Fair value hedge accounting mechanics
At a previous meeting in September 2009, the IASB tentatively decided to improve hedge accounting requirements by replacing the mechanics used for fair value hedge accounting with an approach that is similar to cash flow hedge accounting (the tentative approach). In response to feedback received from the outreach activities on that tentative approach, the Board changed its tentative decision to an approach for fair value hedge accounting that presents the cumulative gain or loss on the hedged item attributable to the hedged risk as a separate line item in the balance sheet. That line item is presented within assets (or liabilities) for those reporting periods for which the hedged item is an asset (or liability). The fair value changes of the hedging instrument and the hedged item attributable to the hedged risk are taken to other comprehensive income, and any ineffectiveness (ie any difference) is transferred immediately to profit or loss.
At this meeting the Board discussed whether it should require linked presentation for fair value hedges. Linked presentation results in the gross assets and gross liabilities that are related because of the application of fair value hedge accounting being presented in proximity to one another (ie on the same side) on the face of the statement of financial position.
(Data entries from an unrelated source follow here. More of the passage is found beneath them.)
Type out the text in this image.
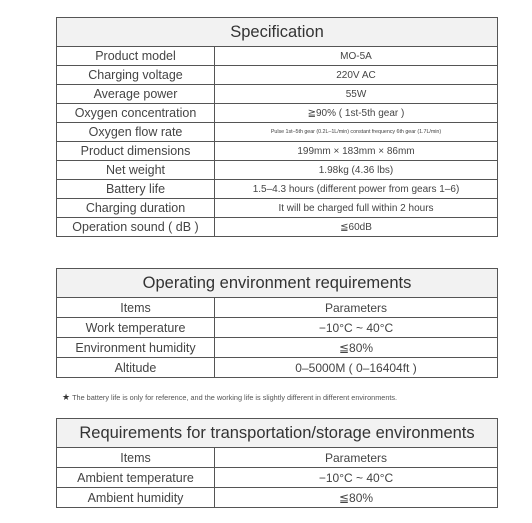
Specification	
Product model	MO-5A
Charging voltage	220V AC
Average power	55W
Oxygen concentration	≧90% ( 1st-5th gear )
Oxygen flow rate	Pulse 1st–5th gear (0.2L–1L/min) constant frequency 6th gear (1.7L/min)
Product dimensions	199mm × 183mm × 86mm
Net weight	1.98kg (4.36 lbs)
Battery life	1.5–4.3 hours (different power from gears 1–6)
Charging duration	It will be charged full within 2 hours
Operation sound ( dB )	≦60dB
Operating environment requirements	
Items	Parameters
Work temperature	−10°C ~ 40°C
Environment humidity	≦80%
Altitude	0–5000M ( 0–16404ft )
★ The battery life is only for reference, and the working life is slightly different in different environments.
Requirements for transportation/storage environments	
Items	Parameters
Ambient temperature	−10°C ~ 40°C
Ambient humidity	≦80%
The Board tentatively decided not to allow linked presentation because of the many different types of relationship that can exist between assets and liabilities, which would make it too difficult to establish an appropriate basis for determining when linked presentation would be required.
Eligible hedged items: groups and net positions
At this meeting the IASB continued its discussions of hedging groups and net positions focusing on two particular aspects.
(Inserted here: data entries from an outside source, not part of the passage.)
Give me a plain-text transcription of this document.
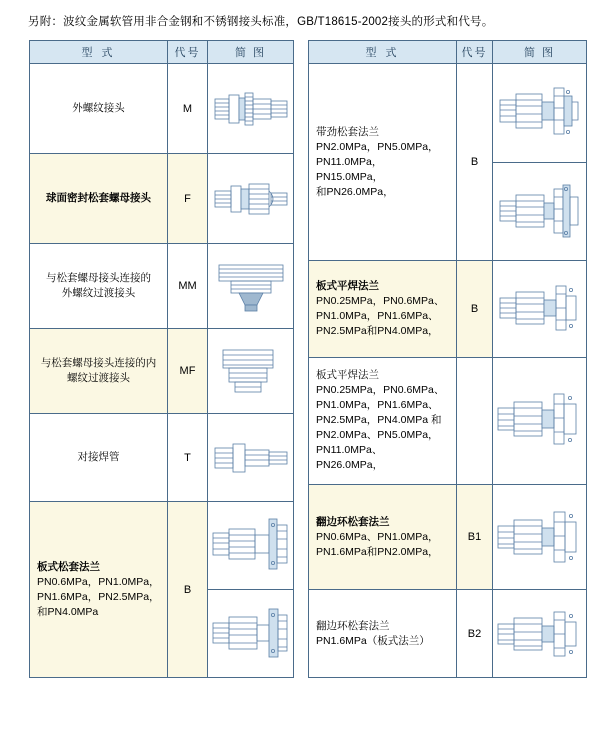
另附：波纹金属软管用非合金钢和不锈钢接头标准，GB/T18615-2002接头的形式和代号。
型 式	代号	简 图

外螺纹接头	M	

球面密封松套螺母接头	F	

与松套螺母接头连接的
外螺纹过渡接头	MM	

与松套螺母接头连接的内
螺纹过渡接头	MF	

对接焊管	T	

板式松套法兰
PN0.6MPa，PN1.0MPa，
PN1.6MPa，PN2.5MPa，
和PN4.0MPa	B	

型 式	代号	简 图

带劲松套法兰
PN2.0MPa，PN5.0MPa，
PN11.0MPa，PN15.0MPa，
和PN26.0MPa，	B	

板式平焊法兰
PN0.25MPa，PN0.6MPa、
PN1.0MPa，PN1.6MPa、
PN2.5MPa和PN4.0MPa，	B	

板式平焊法兰
PN0.25MPa，PN0.6MPa、
PN1.0MPa，PN1.6MPa、
PN2.5MPa，PN4.0MPa 和
PN2.0MPa、PN5.0MPa，
PN11.0MPa、PN26.0MPa，

翻边环松套法兰
PN0.6MPa、PN1.0MPa，
PN1.6MPa和PN2.0MPa，	B1	

翻边环松套法兰
PN1.6MPa（板式法兰）	B2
First, it discussed the merits of permitting hedge accounting for net positions of forecast transactions. The Board looked at an example of forecast sales and cost of sales hedged on a net basis for foreign currency exchange risk using forward exchange contracts. The Board tentatively agreed to permit hedge accounting for such net positions, subject to consideration of other consequences of hedging net positions that may arise as the staff continue to explore the issues.
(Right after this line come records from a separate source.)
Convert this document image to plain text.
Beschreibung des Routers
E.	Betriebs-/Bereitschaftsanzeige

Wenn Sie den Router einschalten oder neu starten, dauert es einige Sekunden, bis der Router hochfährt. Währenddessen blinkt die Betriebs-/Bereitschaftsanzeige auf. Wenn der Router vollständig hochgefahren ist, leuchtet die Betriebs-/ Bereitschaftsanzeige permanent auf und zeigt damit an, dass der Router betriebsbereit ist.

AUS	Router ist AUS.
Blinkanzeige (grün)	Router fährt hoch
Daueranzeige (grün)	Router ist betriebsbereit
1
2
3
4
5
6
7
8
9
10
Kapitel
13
Second, it discussed different ways by which hedged items could be identified when they are hedged as part of a group. The Board looked at what an appropriate method would be to identify the hedged items when a net position is hedged. The Board tentatively decided that items in a net position hedge could be identified as individual gross items that can offset both within and across reporting periods provided that this could be done with a clear and robust link to risk management.
The discussions of whether net positions should qualify for hedge accounting will continue at a future meeting.